Friday January 27, 2006
HANG ONTO YOURSELF. I watched Boston Legal this week. Most weeks I catch at least a little of it. It's a horrible, horrible show, the apotheosis of David E. Kelley's lurid vision of professional life as an endless series of jacked-up and frequently absurd job crises, the tension of which is inevitably relieved by sexual intrigue (also in an endless series, and jacked-up, and frequently absurd). Most of the players are attractive young people who can barely get their chiseled jaws around the preposterous dialogue.
But Boston Legal stars James Spader and William Shatner, and they make a fascinating spectacle in this shabby little arena. From the beginning, they have seemed to inhabit a different universe from all the other characters. They float through their scenes like 19th-century royals after a good lunch at Maxim's, self-satisfied and serene. They are dimly aware of the other characters' needs and desires, and sometimes are inclined to indulge them for reasons of appetite similar to those that animate the other characters -- professional honor or glory, morality, and sex. But where the other performers sweat this stuff, granting it as much importance as I believe the audience is meant to, Spader and Shatner feel the pangs of motivation as one might feel an urge to scratch or stretch, and react to them with refreshing naturalness and self-possession.
This makes them stand out, and reveals a mystery of the performer's art. Acting is a cooperative venture; even monologuists must engage the camera or the audience, while most players also have to evidence relationships with other players. So the actor has to concentrate on people as well as lines, blocking, and the director's orchestration. Maintaining this divided consciousness is a key part of the job, and when an actor says "I really felt it tonight," he is (usually without noticing) celebrating the fact that he felt it while doing everything else he had to do. (Interestingly, Pauline Kael relates that Orson Welles had just this sort of epiphany, which seems to have been rare for him, during the solo in Citizen Kane in which he wordlessly smashes up a room.)
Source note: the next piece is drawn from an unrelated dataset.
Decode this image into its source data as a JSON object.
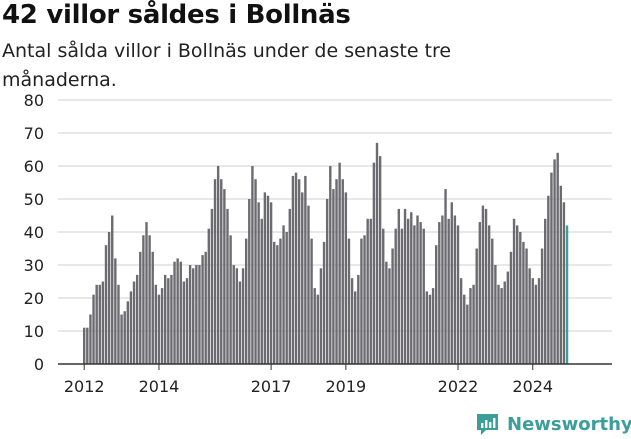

Good actors can handle all that, but great ones know that there is another focus of concentration that needs to be maintained: the concentration on oneself as a character. The famous hams, of course, concentrate on themselves, period, which is actually almost as good. I thought of this while watching John O'Hurley -- yes, Peterman! -- play Billy Flynn recently in Chicago. He wasn't quite what I had in mind, and his schtick usually tires me, but he seemed so perfectly comfortable with himself and his "That's right, Elaine, the white lady -- yam-yam!" readings that he made me comfortable, too, and pulled me over my general objections.
This is why stunt casting is seldom totally disastrous: assuming the player has not lost the nerve that made him or her a celebrity, that boldness in self-presentation will read from the cheap seats as well as a journeyman actor's conscientious characterization.
(This self-regard is not the same thing, of course, as self-consciousness; self-consciousness will make even a great spirit awkward; the self-regarding man could walk into a scene covered with shit and, after perhaps a brief word of explanation for the stench -- offered for your benefit, not his -- go on as if nothing untoward had happened.)
I think Spader and Shatner have a little more on the ball than O'Hurley, but while their characters have a few shades to them, it is their extreme comfort with themselves that makes them galvanic. The relative slightness of their interest in other people is perhaps a little hammy, but certainly not offensive -- if you were this fascinating person, wouldn't you be more interested in yourself, too?
That Spader and Shatner have one another to re-enforce this routine just exponentiates the effect; I especially enjoy the coda of each show, where they sit out on the balcony with drinks and cigars and stare out onto the skyline while talking out their days -- parallel egos taking a moment to take mutual pleasure in their singularities.
For further reference, see Jose Ferrer in Enter Laughing, or Errol Flynn in anything. But I'm sure you can think of other examples.